By U.S. Senator Sherrod Brown (OH)
While many of you received your first cost-of-living adjustment (COLA) for Social Security in more than two years, I understand the increase is less than it should be – and how it doesn’t keep up with rising costs of prescription drugs, food, and energy. That’s because while you spent more money on energy, food, and prescription drug costs over the past three years, you only received a COLA for one year, and in many cases, it hasn’t kept pace with your monthly costs. That’s because an outdated and flawed formula for calculating COLAs does not accurately reflect the real costs facing our nation’s retirees.
Right now, the government determines whether or not to grant a COLA based on whether costs have risen, fallen, or remained stagnant for younger, employed individuals – as measured by the Consumer Price Index for Urban Wage Earners and Clerical Workers (CPI-W). But the groups included in the CPI-W only represent about 32 percent of the U.S. population. We know that the COLA for seniors is already too low because it is based on the cost of living for a working person – if you’re seventy years old you’re more likely to have higher healthcare costs than a 30-year old.
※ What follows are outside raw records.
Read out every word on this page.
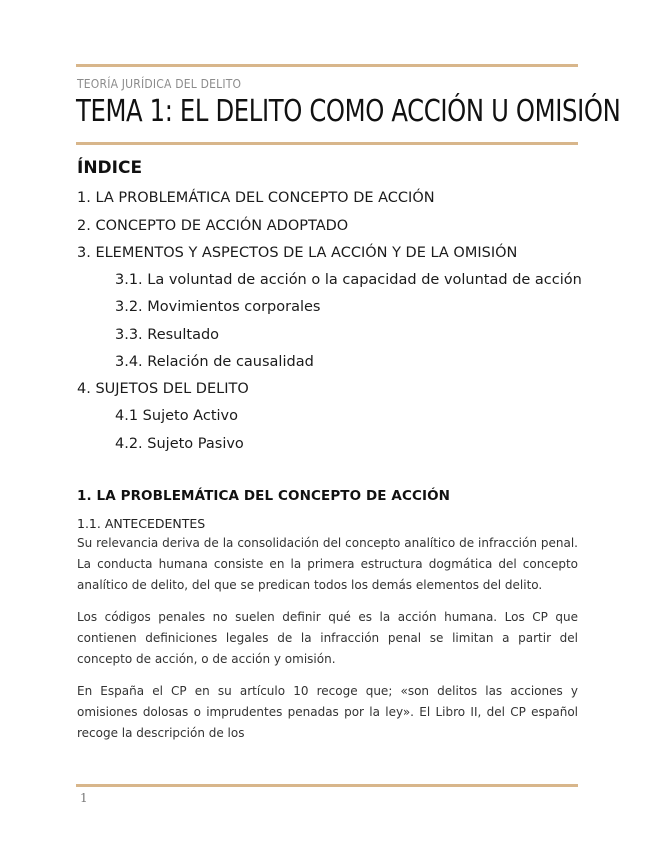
TEORÍA JURÍDICA DEL DELITO
TEMA 1: EL DELITO COMO ACCIÓN U OMISIÓN
ÍNDICE
1. LA PROBLEMÁTICA DEL CONCEPTO DE ACCIÓN
2. CONCEPTO DE ACCIÓN ADOPTADO
3. ELEMENTOS Y ASPECTOS DE LA ACCIÓN Y DE LA OMISIÓN
3.1. La voluntad de acción o la capacidad de voluntad de acción
3.2. Movimientos corporales
3.3. Resultado
3.4. Relación de causalidad
4. SUJETOS DEL DELITO
4.1 Sujeto Activo
4.2. Sujeto Pasivo
1. LA PROBLEMÁTICA DEL CONCEPTO DE ACCIÓN
1.1. ANTECEDENTES

Su relevancia deriva de la consolidación del concepto analítico de infracción penal. La conducta humana consiste en la primera estructura dogmática del concepto analítico de delito, del que se predican todos los demás elementos del delito.

Los códigos penales no suelen definir qué es la acción humana. Los CP que contienen definiciones legales de la infracción penal se limitan a partir del concepto de acción, o de acción y omisión.

En España el CP en su artículo 10 recoge que; «son delitos las acciones y omisiones dolosas o imprudentes penadas por la ley». El Libro II, del CP español recoge la descripción de los

1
That’s why I introduced the Consumer Price Index for Elderly Consumers Act. My proposal would utilize an already existing Consumer Price Index for the Elderly (CPI-E) to calculate COLAs for people who are more than 62 years of age, which would more accurately reflect the needs of today’s seniors. The CPI-E would take into account seniors’ spending habits and costs of living – adjusting for healthcare, energy, and food costs for seniors – to determine COLAs for Social Security benefits.
The average person who retired in 1985 received a monthly benefit of approximately $887.27 under the CPI-W in 2009. Under the CPI-E, that same senior would have received $954.52 – a difference of $66.25 a month or $795 over the course of a year. Seniors on Social Security aren't getting rich. The median benefit received by a retired worker is about $14,400 annually. According to Social Security, almost two out of three seniors rely on Social Security for half or more of their income.
It's time we honor our promise to American seniors by ensuring that Social Security works for them. We have to do a better job of making sure seniors have the resources needed to live out their twilight years with dignity. Improving the formula for the COLA would be a step in the right direction: making sure seniors can afford rising costs. Seniors have earned Social Security benefits. That's why I won’t stop fighting for Ohio seniors to get the resources they’ve worked for throughout their lives.